La diosa blanca (existe una magnífica edición en castellano de Alianza Editorial, la de 2014) es ese tipo de exploración que va más allá de lo desconocido y en la que nos preguntamos no solo cómo alguien ha llegado hasta ahí, sino también cómo ha podido contarlo. Es muy difícil que tanta información, oculta o semioculta, se sustancie en maravilla poética. Tal vez Graves no podría haber escrito ese libro sin ayuda de la mismísima diosa blanca, esa musa que también nombramos como la Luna. Ver con luz de luna coincidiría con la sensibilidad óptica que Paul Celan describía así, abreviando: hay ojos que divisan un fondo y hay otros que van a lo profundo de las cosas. Graves escribía con esos ojos que no divisan un fondo, pero ven más profundo.

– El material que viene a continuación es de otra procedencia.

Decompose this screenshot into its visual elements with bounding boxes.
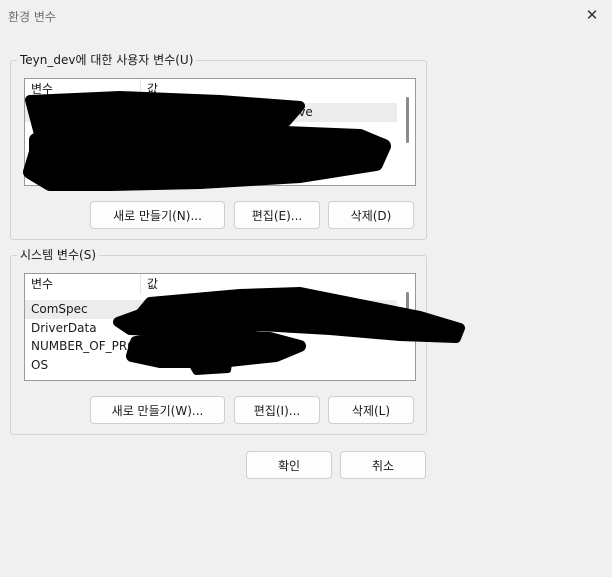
list-header: 변수 값 xyxy=(25,79,415,99)
user-edit-button[interactable]: 편집(E)... xyxy=(234,201,320,229)
column-header-name[interactable]: 변수 xyxy=(25,79,141,99)
scrollbar[interactable] xyxy=(401,274,415,380)
column-header-name[interactable]: 변수 xyxy=(25,274,141,294)
title-bar: 환경 변수 ✕ xyxy=(0,0,612,30)
cancel-button[interactable]: 취소 xyxy=(340,451,426,479)
system-new-button[interactable]: 새로 만들기(W)... xyxy=(90,396,225,424)
user-new-button[interactable]: 새로 만들기(N)... xyxy=(90,201,225,229)
scrollbar-thumb[interactable] xyxy=(406,292,409,314)
variable-name: OS xyxy=(31,358,49,372)
user-variables-group: Teyn_dev에 대한 사용자 변수(U) 변수 값 ive 새로 만들기(N… xyxy=(10,53,427,240)
system-delete-button[interactable]: 삭제(L) xyxy=(328,396,414,424)
user-variables-list[interactable]: 변수 값 ive xyxy=(24,78,416,186)
variable-value: ive xyxy=(295,105,313,119)
list-item[interactable]: ive xyxy=(25,103,397,122)
ok-button[interactable]: 확인 xyxy=(246,451,332,479)
system-variables-legend: 시스템 변수(S) xyxy=(17,248,99,262)
column-header-value[interactable]: 값 xyxy=(141,274,391,294)
window-title: 환경 변수 xyxy=(8,10,56,24)
system-variables-list[interactable]: 변수 값 ComSpec DriverData NUMBER_OF_PRO...… xyxy=(24,273,416,381)
list-item[interactable]: OS xyxy=(25,356,397,375)
list-item[interactable] xyxy=(25,122,397,141)
variable-name: NUMBER_OF_PRO... xyxy=(31,339,148,353)
close-icon[interactable]: ✕ xyxy=(572,0,612,30)
column-header-value[interactable]: 값 xyxy=(141,79,391,99)
variable-name: DriverData xyxy=(31,321,97,335)
user-variables-legend: Teyn_dev에 대한 사용자 변수(U) xyxy=(17,53,197,67)
list-item[interactable]: NUMBER_OF_PRO... xyxy=(25,337,397,356)
list-header: 변수 값 xyxy=(25,274,415,294)
scrollbar-thumb[interactable] xyxy=(406,97,409,143)
system-variables-group: 시스템 변수(S) 변수 값 ComSpec DriverData NUMBER… xyxy=(10,248,427,435)
scrollbar[interactable] xyxy=(401,79,415,185)
variable-name: ComSpec xyxy=(31,302,88,316)
list-item[interactable]: ComSpec xyxy=(25,300,397,319)
user-delete-button[interactable]: 삭제(D) xyxy=(328,201,414,229)
system-edit-button[interactable]: 편집(I)... xyxy=(234,396,320,424)
list-item[interactable]: DriverData xyxy=(25,319,397,338)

Puedo abrazar el árbol santo. Puedo abrazar La diosa blanca. Pero todavía con más fuerza después de descubrir algo que ignoraba sobre la propia historia del libro.

Al principio, y pese al historial literario y académico de Graves, nadie quería publicarlo. Hoy resulta inexplicable, al igual que el rechazo a Lolita, de Vladímir Nabokov, o a Rebelión en la granja, de George Orwell, o El señor de las moscas, de William Golding. La primera obra de Jack London fue rechazada en 600 ocasiones. No me extraña que a London le gustara el boxeo. A Nietzsche también le pusieron la proa, pero el genio estaba por encima de esas adversidades y entendió que había nacido antes de tiempo. En España siempre se cita el caso de Cien años de soledad. Me parece que, más que rechazo, lo de Barral fue un monumental despiste: se asustó con lo de los cien años.

Pero ¿por qué el rechazo a La diosa blanca? Tal vez no sea tan extraño. Podemos imaginar la turbación de lectores y editores. En un principio, las culturas matriarcales tenían un poder divino femenino. El dominio de las menores divinidades masculinas fue paralelo a la imposición del patriarcado.

Fue visto como un libro peligroso. Y lo era. No sabían los editores hasta qué punto.

En un trabajo de Eugénio Lisboa sobre los más llamativos rechazos editoriales en Jornal de Letras leo que el primer editor que no quiso saber nada de La diosa blanca falleció pocos días después de un ataque al corazón. El libro llegó a un segundo editor, que también lo rechazó indignado. Al poco tiempo apareció ahorcado. Llevaba puesto un sostén y unas bragas de mujer. El libro fue enviado a la editorial Faber & Faber. Le correspondió a T. S. Eliot dictaminar la publicación o no del libro. Su informe era más que positivo. Había que publicar y de inmediato La diosa blanca: “¡Cueste lo que cueste!”.

Todo el mundo habla ahora de los abusos del depredador Harvey Weinstein, el productor de Hollywood. En su estupor de falso dios de cartón piedra, seguramente ignora que quien lo hizo caer fue la diosa blanca.